To help facilitate understanding of closures it might be useful to examine how they might be implemented in a procedural language. This explanation will follow a simplistic implementation of closures in Scheme.
To start, I must introduce the concept of a namespace. When you enter a command into a Scheme interpreter, it must evaluate the various symbols in the expression and obtain their value. Example:
(define x 3)
(define y 4)
(+ x y) returns 7
The define expressions store the value 3 in the spot for x and the value 4 in the spot for y. Then when we call (+ x y), the interpreter looks up the values in the namespace and is able to perform the operation and return 7.
However, in Scheme there are expressions that allow you to temporarily override the value of a symbol. Here's an example:
(define x 3)
(define y 4)
(let ((x 5))
(+ x y)) returns 9
x returns 3
What the let keyword does is introduces a new namespace with x as the value 5. You will notice that it's still able to see that y is 4, making the sum returned to be 9. You can also see that once the expression has ended x is back to being 3. In this sense, x has been temporarily masked by the local value.
Procedural and object-oriented languages have a similar concept. Whenever you declare a variable in a function that has the same name as a global variable you get the same effect.
How would we implement this? A simple way is with a linked list - the head contains the new value and the tail contains the old namespace. When you need to look up a symbol, you start at the head and work your way down the tail.
Now let's skip to the implementation of first-class functions for the moment. More or less, a function is a set of instructions to execute when the function is called culminating in the return value. When we read in a function, we can store these instructions behind the scenes and run them when the function is called.
(define x 3)
(define (plus-x y)
(+ x y))
(let ((x 5))
(plus-x 4)) returns ?
We define x to be 3 and plus-x to be its parameter, y, plus the value of x. Finally we call plus-x in an environment where x has been masked by a new x, this one valued 5. If we merely store the operation, (+ x y), for the function plus-x, since we're in the context of x being 5 the result returned would be 9. This is what's called dynamic scoping.

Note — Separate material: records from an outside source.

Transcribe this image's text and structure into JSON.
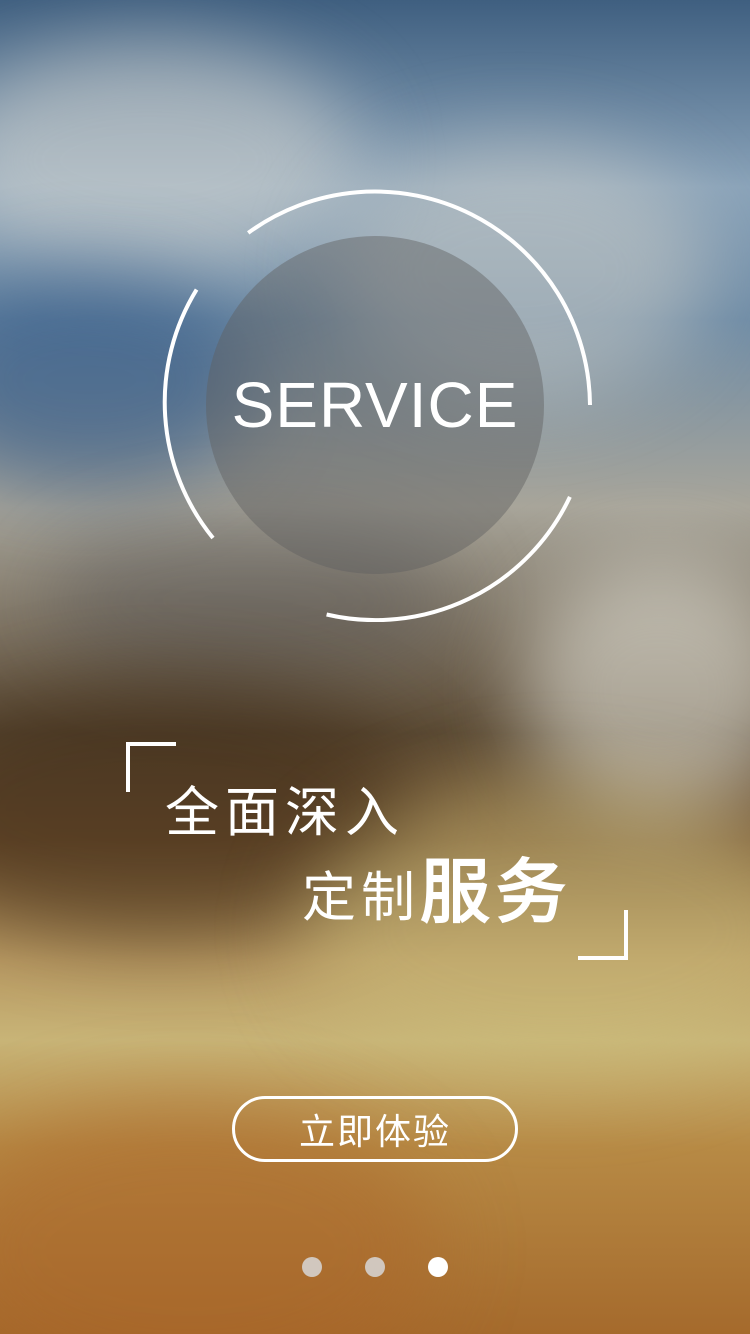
{
  "logo": {
    "text": "SERVICE"
  },
  "tagline": {
    "line1": "全面深入",
    "line2_light": "定制",
    "line2_bold": "服务"
  },
  "cta": {
    "label": "立即体验"
  },
  "pager": {
    "total": 3,
    "current": 3
  },
  "colors": {
    "text": "#ffffff",
    "dot_inactive": "#d7d7d7",
    "dot_active": "#ffffff"
  }
}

However, Scheme, Common Lisp, and many other languages have what's called lexical scoping - in addition to storing the operation (+ x y) we also store the namespace at that particular point. That way, when we're looking up the values we can see that x, in this context, is really 3. This is a closure.
(define x 3)
(define (plus-x y)
(+ x y))
(let ((x 5))
(plus-x 4)) returns 7
In summary, we can use a linked list to store the state of the namespace at the time of function definition, allowing us to access variables from enclosing scopes, as well as providing us the ability to locally mask a variable without affecting the rest of the program.